Chronic inflammation is linked to many major diseases including heart disease, cancer, arthritis, and depression among others. Which is why it is so important to make sure inflammation isn’t threatening your health. Although many medications can help to calm the inflammation, many people forget that chronic inflammation can also be fought with dietary changes. Here we list what foods to keep and what foods to drop to ensure you are doing your best to keep that chronic inflammation at bay.
What To Have Less Of
Fried And Fast Foods
The harmful oils, sugars and food additives can all cause an inflammatory response. In addition trans fats have been linked to inflammation. If you need to go for fast food, consider some of the grilled and healthier options and stay away from the fried options.
Red Or Processed Meats
Animal fats have been studied and successfully linked to inflammation. In addition, the way you cook your meats can be a factor in inflammation due to the carcinogens that are created when meats are cooked to long and at too high of temperatures (aka barbecued meats). Processed meats which include things like sausage and hotdogs are also linked to inflammation. You may not be able to go red meat free, but try to reduce the size of your portions and go for wild caught fish or turkey.

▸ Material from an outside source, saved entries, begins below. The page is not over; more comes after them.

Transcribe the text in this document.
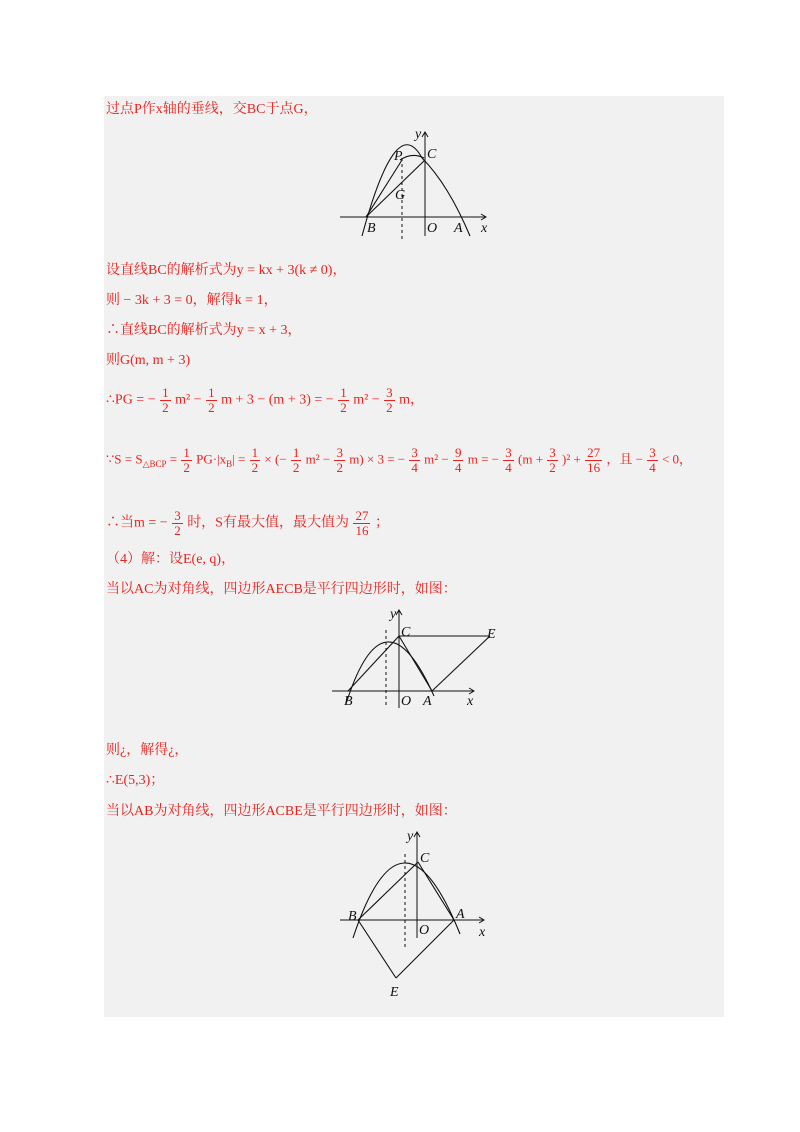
过点P作x轴的垂线，交BC于点G，
P C
G
B	O A x
y
设直线BC的解析式为y = kx + 3(k ≠ 0)，
则 − 3k + 3 = 0，解得k = 1，
∴直线BC的解析式为y = x + 3，
则G(m, m + 3)
∴PG = − $\frac{1}{2} m^2 - \frac{1}{2}$ m + 3 − (m + 3) = − $\frac{1}{2} m^2 - \frac{3}{2}$ m，
∵S = $S_{\triangle BCP} = \frac{1}{2} PG\cdot|x_B| = \frac{1}{2}$ × (− $\frac{1}{2} m^2 - \frac{3}{2} m) \times 3$ = − $\frac{3}{4} m^2 - \frac{9}{4}$ m = − $\frac{3}{4} (m + \frac{3}{2} )^2 + \frac{27}{16}$ ，且 − $\frac{3}{4} < 0$，
∴当m = − $\frac{3}{2}$ 时，S有最大值，最大值为 $\frac{27}{16}$ ；
（4）解：设E(e, q)，
当以AC为对角线，四边形AECB是平行四边形时，如图：
C	E
B	O A	x
y
则¿，解得¿，
∴E(5,3)；
当以AB为对角线，四边形ACBE是平行四边形时，如图：
C
B	A
O	x
E
y
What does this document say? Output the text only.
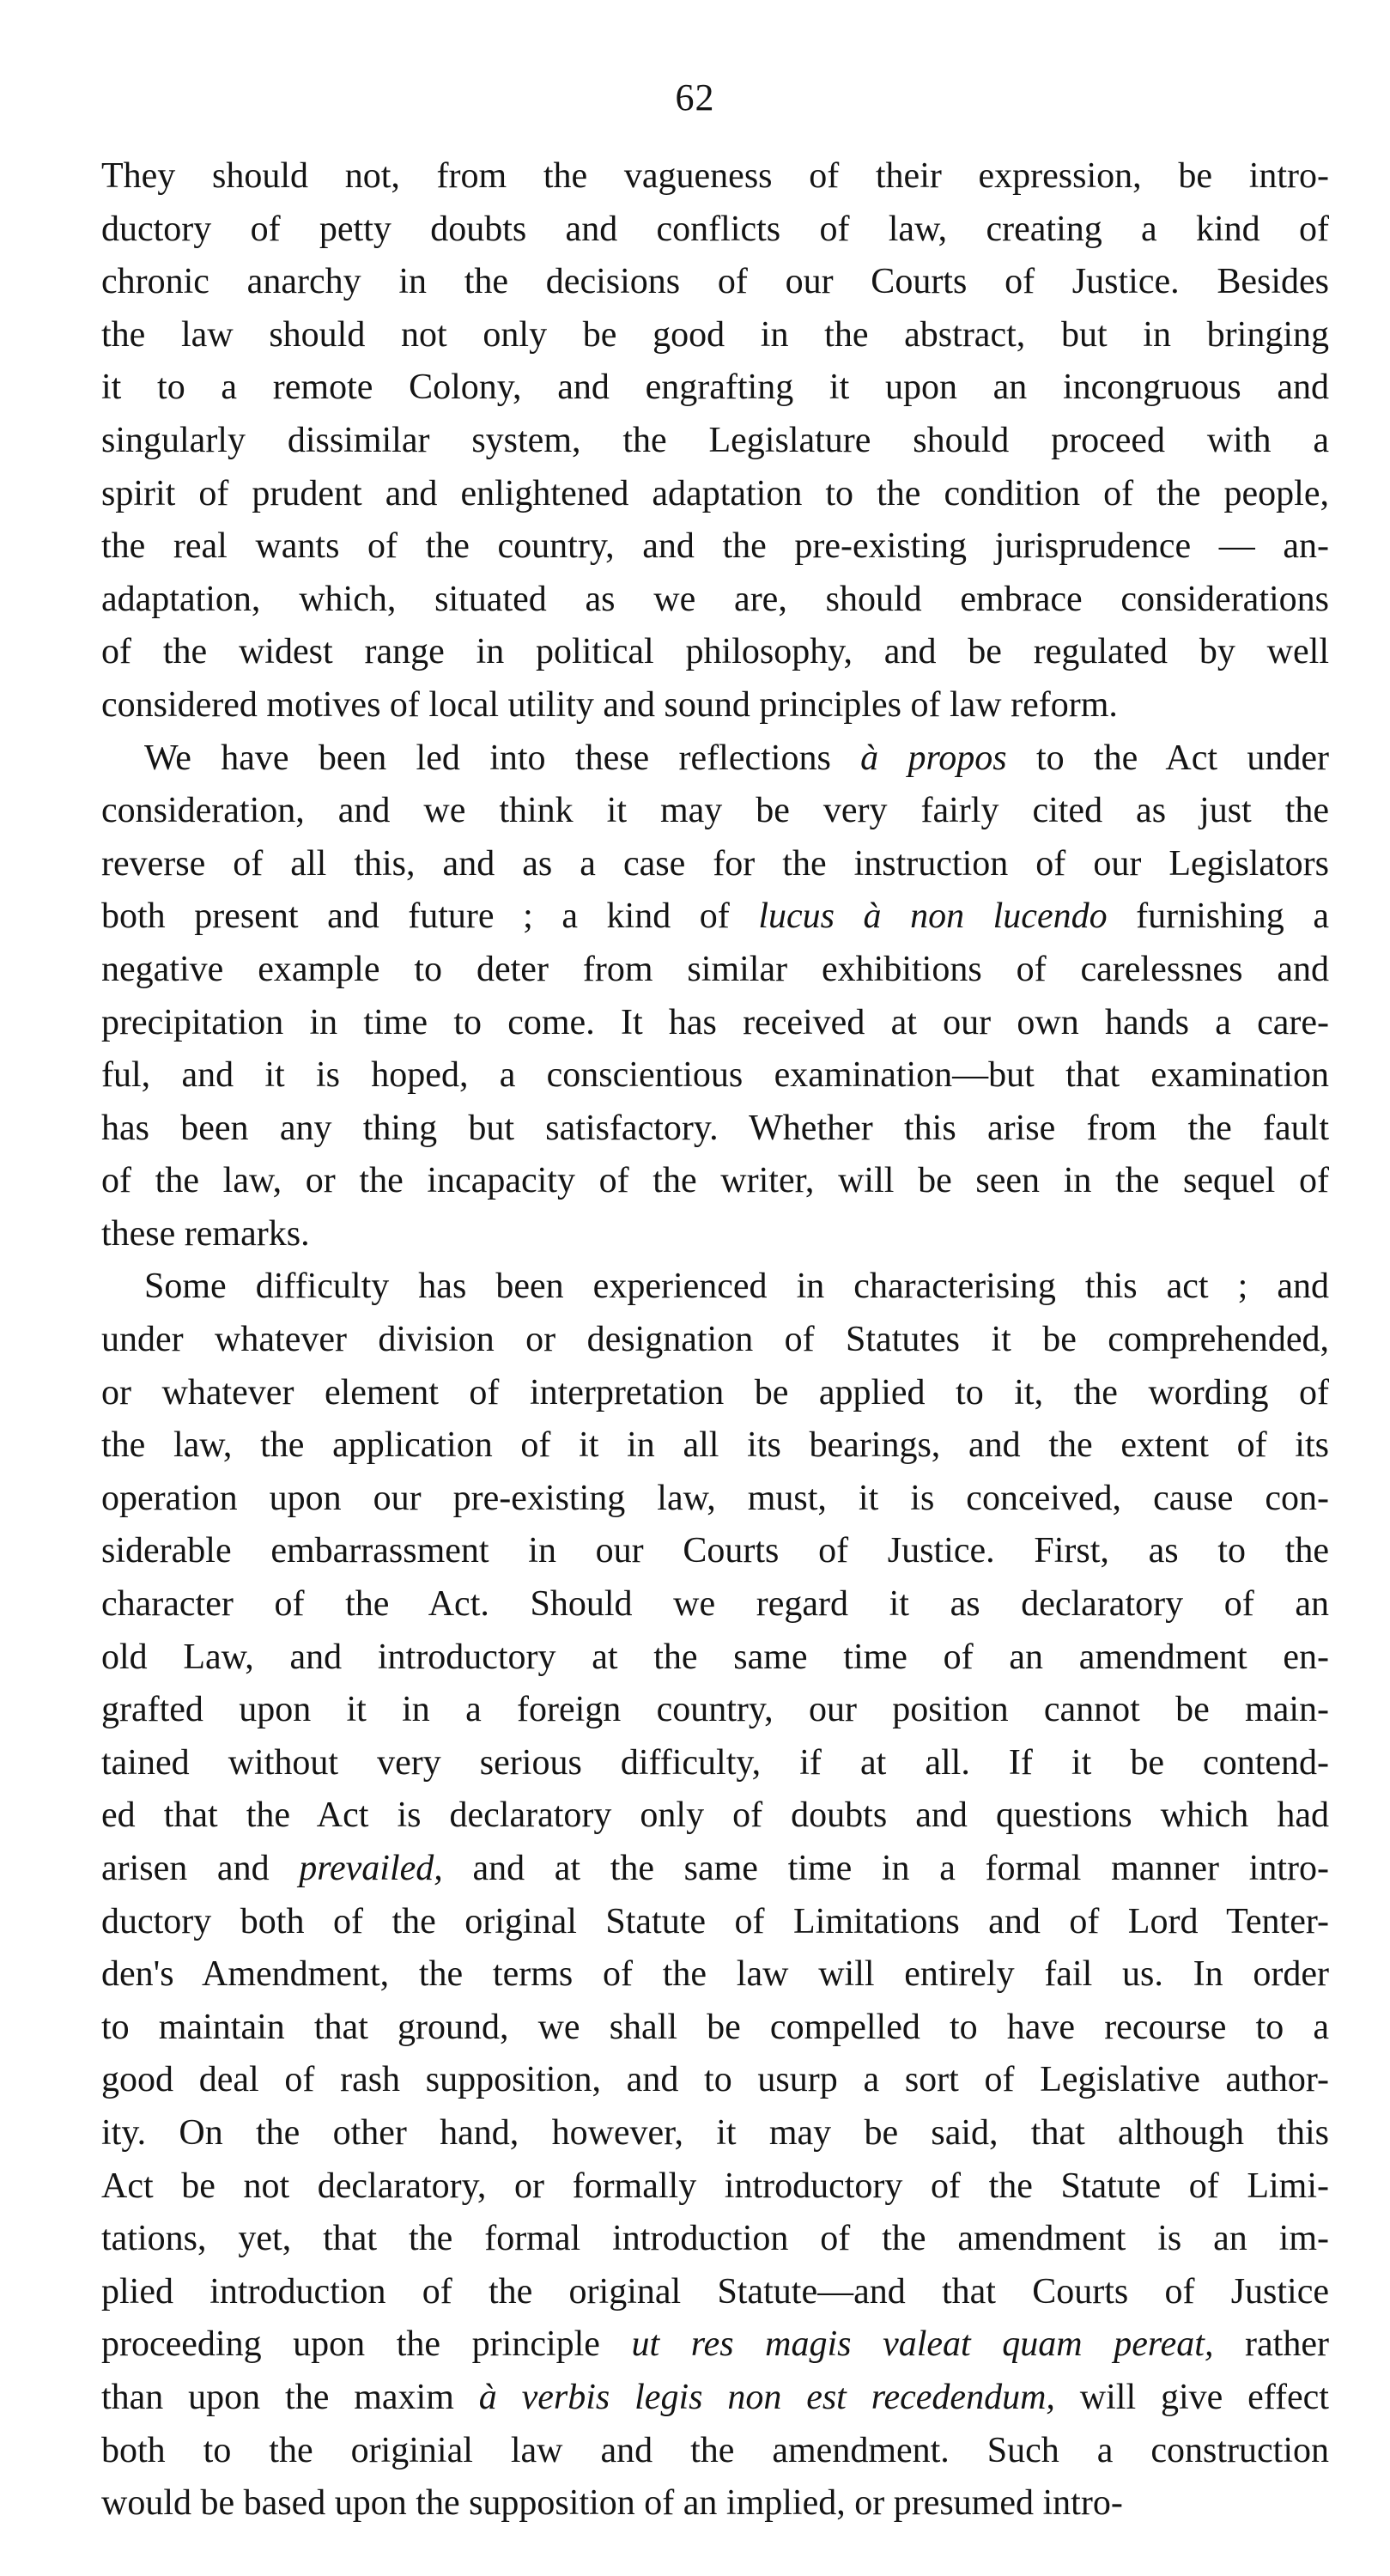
62
They should not, from the vagueness of their expression, be intro-
ductory of petty doubts and conflicts of law, creating a kind of
chronic anarchy in the decisions of our Courts of Justice. Besides
the law should not only be good in the abstract, but in bringing
it to a remote Colony, and engrafting it upon an incongruous and
singularly dissimilar system, the Legislature should proceed with a
spirit of prudent and enlightened adaptation to the condition of the people,
the real wants of the country, and the pre-existing jurisprudence — an-
adaptation, which, situated as we are, should embrace considerations
of the widest range in political philosophy, and be regulated by well
considered motives of local utility and sound principles of law reform.
We have been led into these reflections à propos to the Act under
consideration, and we think it may be very fairly cited as just the
reverse of all this, and as a case for the instruction of our Legislators
both present and future ; a kind of lucus à non lucendo furnishing a
negative example to deter from similar exhibitions of carelessnes and
precipitation in time to come. It has received at our own hands a care-
ful, and it is hoped, a conscientious examination—but that examination
has been any thing but satisfactory. Whether this arise from the fault
of the law, or the incapacity of the writer, will be seen in the sequel of
these remarks.
Some difficulty has been experienced in characterising this act ; and
under whatever division or designation of Statutes it be comprehended,
or whatever element of interpretation be applied to it, the wording of
the law, the application of it in all its bearings, and the extent of its
operation upon our pre-existing law, must, it is conceived, cause con-
siderable embarrassment in our Courts of Justice. First, as to the
character of the Act. Should we regard it as declaratory of an
old Law, and introductory at the same time of an amendment en-
grafted upon it in a foreign country, our position cannot be main-
tained without very serious difficulty, if at all. If it be contend-
ed that the Act is declaratory only of doubts and questions which had
arisen and prevailed, and at the same time in a formal manner intro-
ductory both of the original Statute of Limitations and of Lord Tenter-
den's Amendment, the terms of the law will entirely fail us. In order
to maintain that ground, we shall be compelled to have recourse to a
good deal of rash supposition, and to usurp a sort of Legislative author-
ity. On the other hand, however, it may be said, that although this
Act be not declaratory, or formally introductory of the Statute of Limi-
tations, yet, that the formal introduction of the amendment is an im-
plied introduction of the original Statute—and that Courts of Justice
proceeding upon the principle ut res magis valeat quam pereat, rather
than upon the maxim à verbis legis non est recedendum, will give effect
both to the originial law and the amendment. Such a construction
would be based upon the supposition of an implied, or presumed intro-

Juices have a sneakingly large amount of sugar that most people don’t even realize is there. It’s important to keep your sugar and artificial sweeteners down because they are both highly inflammatory. The problem is that sugars are also highly addictive so it is difficult to make this switch. If you need a sweet snack try a piece of fruit instead of juice. The fruit contains extra things like fiber and vitamins that the juice is lacking so it is a better choice.

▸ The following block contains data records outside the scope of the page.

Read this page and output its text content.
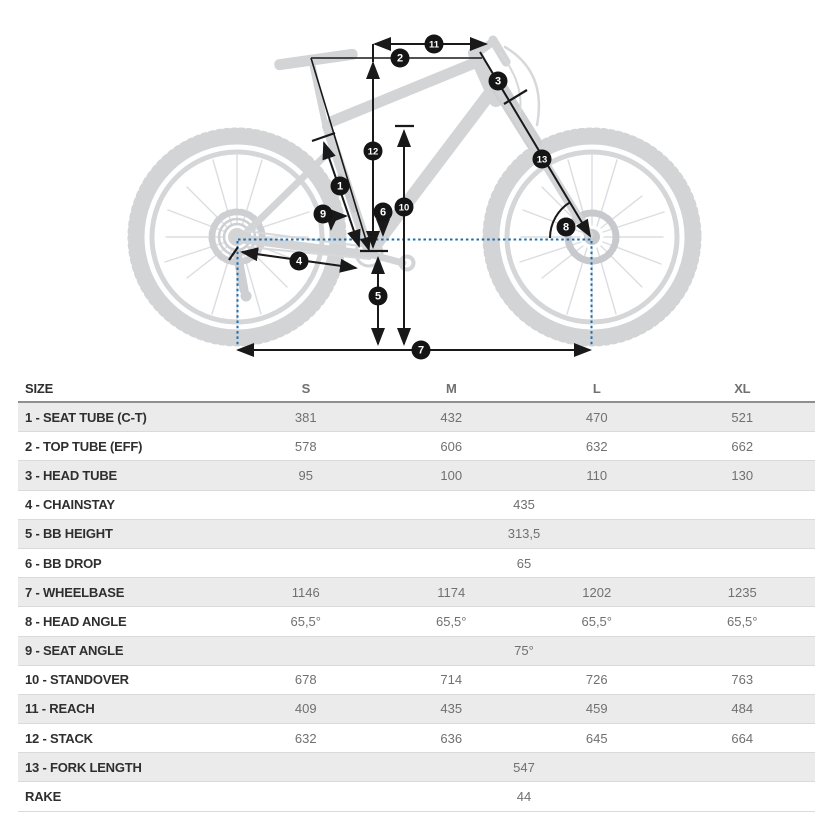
1
2
3
4
5
6
7
8
9
10
11
12
13
SIZE	S	M	L	XL
1 - SEAT TUBE (C-T)	381	432	470	521
2 - TOP TUBE (EFF)	578	606	632	662
3 - HEAD TUBE	95	100	110	130
4 - CHAINSTAY	435
5 - BB HEIGHT	313,5
6 - BB DROP	65
7 - WHEELBASE	1146	1174	1202	1235
8 - HEAD ANGLE	65,5°	65,5°	65,5°	65,5°
9 - SEAT ANGLE	75°
10 - STANDOVER	678	714	726	763
11 - REACH	409	435	459	484
12 - STACK	632	636	645	664
13 - FORK LENGTH	547
RAKE	44
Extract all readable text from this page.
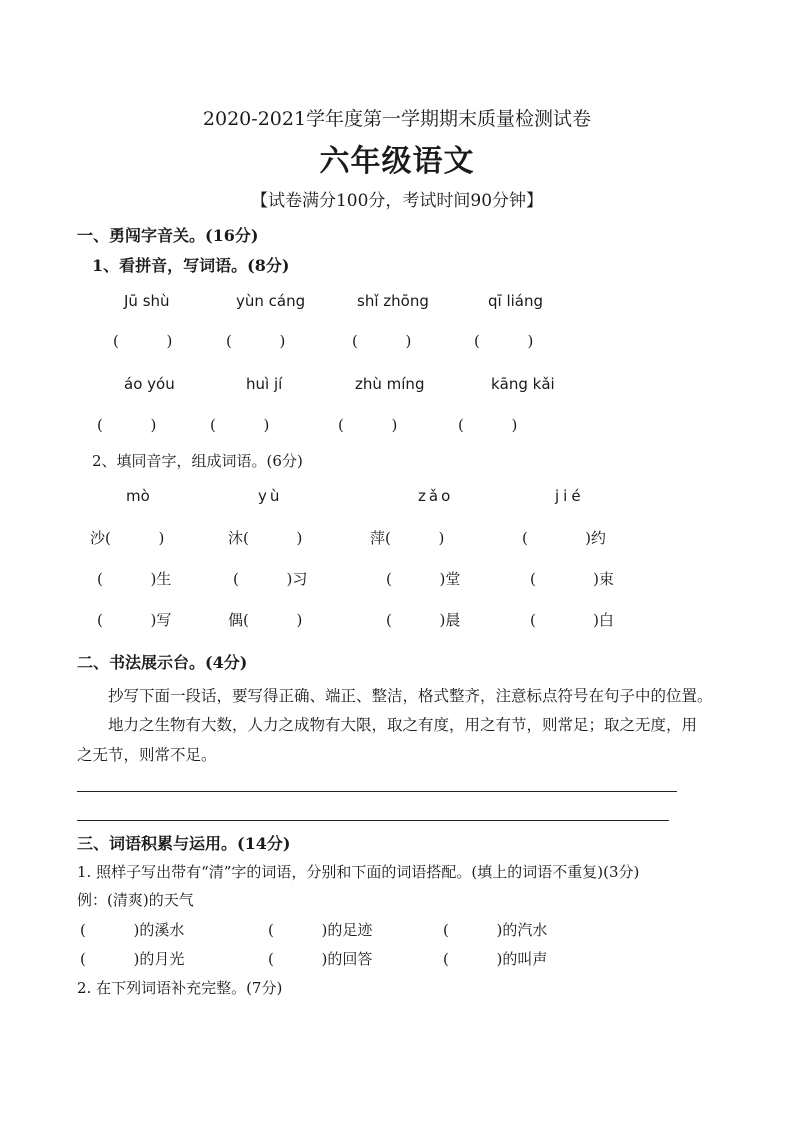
2020-2021学年度第一学期期末质量检测试卷
六年级语文
【试卷满分100分，考试时间90分钟】
一、勇闯字音关。(16分)
1、看拼音，写词语。(8分)
Jū shù	yùn cáng	shǐ zhōng	qī liáng
(          )	(          )	(          )	(          )
áo yóu	huì jí	zhù míng	kāng kǎi
(          )	(          )	(          )	(          )
2、填同音字，组成词语。(6分)
mò	yù	zǎo	jié
沙(          )	沐(          )	萍(          )	(            )约
(          )生	(          )习	(          )堂	(            )束
(          )写	偶(          )	(          )晨	(            )白
二、书法展示台。(4分)
抄写下面一段话，要写得正确、端正、整洁，格式整齐，注意标点符号在句子中的位置。
地力之生物有大数，人力之成物有大限，取之有度，用之有节，则常足；取之无度，用
之无节，则常不足。
三、词语积累与运用。(14分)
1. 照样子写出带有“清”字的词语，分别和下面的词语搭配。(填上的词语不重复)(3分)
例：(清爽)的天气
(          )的溪水	(          )的足迹	(          )的汽水
(          )的月光	(          )的回答	(          )的叫声
2. 在下列词语补充完整。(7分)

Refined carbs are things like sweet pastries, white breads and white rice. These carbs strip away the fiber and other beneficial things that you will find in whole grains. Try to reduce these as much as you can.
What To Add More Of
Fruits And Vegtables
Fresh fruits and vegetables are one of the best additions to help combat inflammation. In particular leafy greens, blueberries and apples and three options that have extra antioxidants which can help to protect your health.
Studies have shown that people who eat lots of nuts often have a lower risk of cardiovascular diseases. Specifically almonds and walnuts are high in omega-3 fatty acids and are great snacks throughout the day.

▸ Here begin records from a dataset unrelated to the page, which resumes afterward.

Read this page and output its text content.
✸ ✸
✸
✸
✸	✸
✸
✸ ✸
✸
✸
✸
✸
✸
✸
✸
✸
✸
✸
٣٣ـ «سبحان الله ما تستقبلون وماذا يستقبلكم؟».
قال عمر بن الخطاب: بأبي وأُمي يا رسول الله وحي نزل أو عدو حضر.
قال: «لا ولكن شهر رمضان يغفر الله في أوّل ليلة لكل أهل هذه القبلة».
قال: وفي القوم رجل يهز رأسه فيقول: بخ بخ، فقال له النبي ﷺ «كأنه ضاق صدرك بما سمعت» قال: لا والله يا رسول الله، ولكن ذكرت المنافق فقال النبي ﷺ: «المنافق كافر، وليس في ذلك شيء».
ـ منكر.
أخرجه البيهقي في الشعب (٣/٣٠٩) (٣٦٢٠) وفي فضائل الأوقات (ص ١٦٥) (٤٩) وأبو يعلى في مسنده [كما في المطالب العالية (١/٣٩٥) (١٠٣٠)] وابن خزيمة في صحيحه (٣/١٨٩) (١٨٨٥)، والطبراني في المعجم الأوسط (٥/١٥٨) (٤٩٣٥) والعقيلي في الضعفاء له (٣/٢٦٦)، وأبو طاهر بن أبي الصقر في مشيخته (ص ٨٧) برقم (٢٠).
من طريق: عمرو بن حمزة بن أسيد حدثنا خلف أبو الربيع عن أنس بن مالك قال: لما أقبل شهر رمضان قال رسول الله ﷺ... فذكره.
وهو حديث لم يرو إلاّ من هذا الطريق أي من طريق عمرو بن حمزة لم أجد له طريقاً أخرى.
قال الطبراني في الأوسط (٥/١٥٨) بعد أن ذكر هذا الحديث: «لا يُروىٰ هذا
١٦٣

Fish is much lower in salt and cholesterol than red meat, making them much better options for fighting off inflammation. They are high in omega-3 fatty acids which also lowers inflammation.
Tea is a great way to reduce inflammation. Both hot and cold tea have plenty of antioxidants. Green tea is one of the best options because it also helps to reduce heart disease. Add some cinnamon or lemon to whatever tea you choose to add a burst of flavor.